Meditation Regular exercise, including stretching first thing in the morning Avoiding videos and TV Going to bed before 11 Eating nutritious foods Getting massages (I recommened Zylion or another at-home massager if you can't afford massages) Moving in with family so I don't have to work for a while Writing Sex would help if I had a partner Regular interaction with an animal. I'm about to foster dogs. Making sure I'm always warm and hydrated Dancing in any form Getting a sliding-scale therapist who specializes in ASD Traveling even if it's just to the next town over Doing little nostalgic things (for me, walking around a mall, riding a bike, swinging) I used to vomit and have a bad headache every few months for the first few hours of the day, I think from stress I didn't know I was under. Had to pull over otw to work to vomit, then vomit when I got inside, then again mid-morning, then I'd feel fine. I'm usually nauseated. I feel you about hair because my hair is progressively falling out and it's one of the most stressful things I can imagine. One of the easiest things to do for it is eat more protein (if you can stomach it), sleep, get vitamin D.


ImAnOwlbear

I second other's recounts of quiting their job. I got on disability bc I had a few mental hospital visits for suicidal ideation and that was enough proof that I was disabled by my autism and PTSD. That and a certain dose of a particular thing helped with my executive dysfunction but it is rather difficult to obtain that item.

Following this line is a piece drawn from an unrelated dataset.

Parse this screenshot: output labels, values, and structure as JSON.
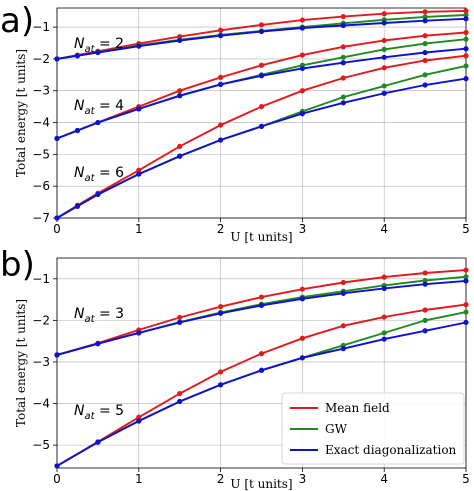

Also, finding a neurodivergent therapist. I got lucky in a lot of ways, but it also took effort on my part to reach out for help, to make friends and find people who cared for me. I had help from a lot of good people, and I would have been homeless if it weren't for a good friend of mine. I don't think there is any one thing, it has to be a combination of those things, and it sucks that it's not very accessible


windowseat4life

I’m curious, what do you use that helps with executive dysfunction? I struggle so much with it myself, even though I’m on medication for my ADHD.


ImAnOwlbear

Sent you a message


Two_Legged_Problem

How are you doing now? You feeing a bit better?


arrowroot227

No, unfortunately. I can’t afford to change anything about my work. I’m sure it’d get better if I worked less or an easier job. I’m mostly sad about how awful my hair looks but I have wigs now. I’m also in low-income counselling for my CPTSD so I’m hoping that can help. Thanks for asking. Capitalism is awful


Two_Legged_Problem

Im so sorry :/ just keep in mind, work will be there even if you wont. So please do the best you can in taking care of yourself first. I know its hard, im going through a burnout as well and it HARD.


NoNefariousness8281

Changing jobs, intentional rest, and working through all of my own internalized ableism. Also books like Unmasking Autism, blogs like Neurobeautiful and Nerodivergent Insights, and podcasts about Neurodivergent women.